I positively j'adore lip pencils and can hardly restrain myself when I stumble over new ones! Though I'm only reviewing now I purchased the following Bite Beauty High Pigment Matte lip pencils over a year ago and, based on my happy experiences, I am excited to try the new releases now available at Sephora. Woo!
Anyway, here are my lovely little Bite starlets, Tart and Velvet -
Tart is a tomato-paste red, with a hint of orange and a dusty quality to it -
Velvet is a bright light rose -
These lip pencils are pretty spectacular - they go on quite easily, smoothly, and feel like butter! I love the soft, rich texture, and the pigmentation is superb. The finish is shiny more than matte as the name indicates, but it's still quite pretty. Additionally, the formula is moisturizing and long-lasting. These are winners and have converted me to Bite Beauty! I'm curious to try some of their other products as, based on the pencils, I doubt they'll disappoint.
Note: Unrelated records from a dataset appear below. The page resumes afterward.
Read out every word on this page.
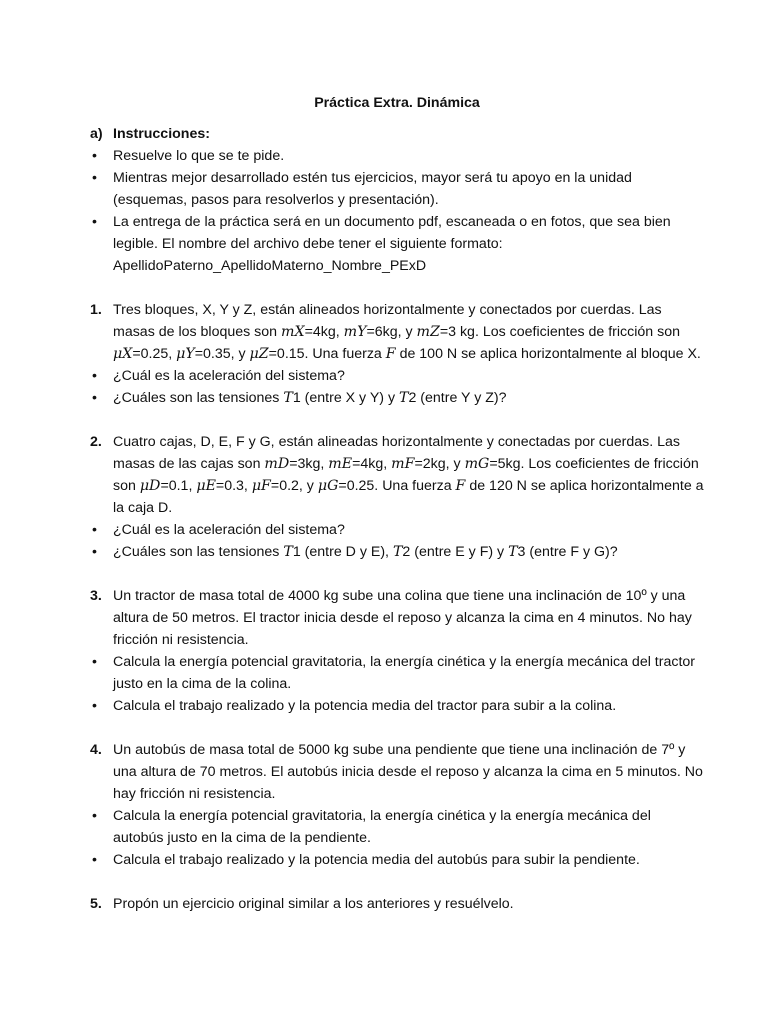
Práctica Extra. Dinámica
a) Instrucciones:
•	Resuelve lo que se te pide.
•	Mientras mejor desarrollado estén tus ejercicios, mayor será tu apoyo en la unidad (esquemas, pasos para resolverlos y presentación).
•	La entrega de la práctica será en un documento pdf, escaneada o en fotos, que sea bien legible. El nombre del archivo debe tener el siguiente formato:
ApellidoPaterno_ApellidoMaterno_Nombre_PExD
1. Tres bloques, X, Y y Z, están alineados horizontalmente y conectados por cuerdas. Las masas de los bloques son mX=4kg, mY=6kg, y mZ=3 kg. Los coeficientes de fricción son μX=0.25, μY=0.35, y μZ=0.15. Una fuerza F de 100 N se aplica horizontalmente al bloque X.
•	¿Cuál es la aceleración del sistema?
•	¿Cuáles son las tensiones T1 (entre X y Y) y T2 (entre Y y Z)?
2. Cuatro cajas, D, E, F y G, están alineadas horizontalmente y conectadas por cuerdas. Las masas de las cajas son mD=3kg, mE=4kg, mF=2kg, y mG=5kg. Los coeficientes de fricción son μD=0.1, μE=0.3, μF=0.2, y μG=0.25. Una fuerza F de 120 N se aplica horizontalmente a la caja D.
•	¿Cuál es la aceleración del sistema?
•	¿Cuáles son las tensiones T1 (entre D y E), T2 (entre E y F) y T3 (entre F y G)?
3. Un tractor de masa total de 4000 kg sube una colina que tiene una inclinación de 10º y una altura de 50 metros. El tractor inicia desde el reposo y alcanza la cima en 4 minutos. No hay fricción ni resistencia.
•	Calcula la energía potencial gravitatoria, la energía cinética y la energía mecánica del tractor justo en la cima de la colina.
•	Calcula el trabajo realizado y la potencia media del tractor para subir a la colina.
4. Un autobús de masa total de 5000 kg sube una pendiente que tiene una inclinación de 7º y una altura de 70 metros. El autobús inicia desde el reposo y alcanza la cima en 5 minutos. No hay fricción ni resistencia.
•	Calcula la energía potencial gravitatoria, la energía cinética y la energía mecánica del autobús justo en la cima de la pendiente.
•	Calcula el trabajo realizado y la potencia media del autobús para subir la pendiente.
5. Propón un ejercicio original similar a los anteriores y resuélvelo.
Bite High Pigment Matte pencils are available at Sephora for $24 a piece.
Thanks so much for reading, I appreciate it! Have you tried Bite? What do you think?
BONUS -Bite claims that this lipstick contains resveratrol, which "fights free radicals with potent long-term antiaging benefits". Hmm. Being the anal scientist that I am I can't help checking the research to confirm this claim. So, armed with my skepticism and my institution's journal subscriptions, I searched the literature.
I should mention that red wine is a particularly strong source of resveratrol. Bite points out that one lip pencil has the resveratrol content of five glasses of wine - which is great, if you want to spend $24 on a lip pencil just to eat it (personally, I'll take the wine), if it even does benefit your health in any significant way.
So does it? Well, the evidence is spotty at best, and many positive outcomes have been the result of animal model experiments (for example, in one study resveratrol was found to have increased the life-span of obese mice fed high-fat diets). Animal models are useful in many ways, but mice are not humans (obviously 8D); it's incorrect to extrapolate to humans without additional studies, and when human trials have been performed, the effects of resveratrol have been inconclusive or much less significant. So Bite's claim of "potent" anti-aging benefits are exaggerated at best. And, again, the proposed benefit comes from consumption of resveratrol, and not topical application.
In conclusion, take Bite's claim with a grain of salt and cast it aside with the many other unfounded beauty claims out there ("xyz mascara increases your lash volume by 923678687%!!!1"). I like my evidence like I like my men: strong, replicable, and peer-reviewed (that doesn't really work, does it 8D), and the evidence here is inconclusive (in addition, the long-term effects of resveratrol have not yet been studied). So please, err, don't eat the lipstick.
[I've not included my sources because this is a beauty blog, darnit, and not a fancy scientific paper (also... laziness D:), but if anyone is interested, I am happy to provide links!]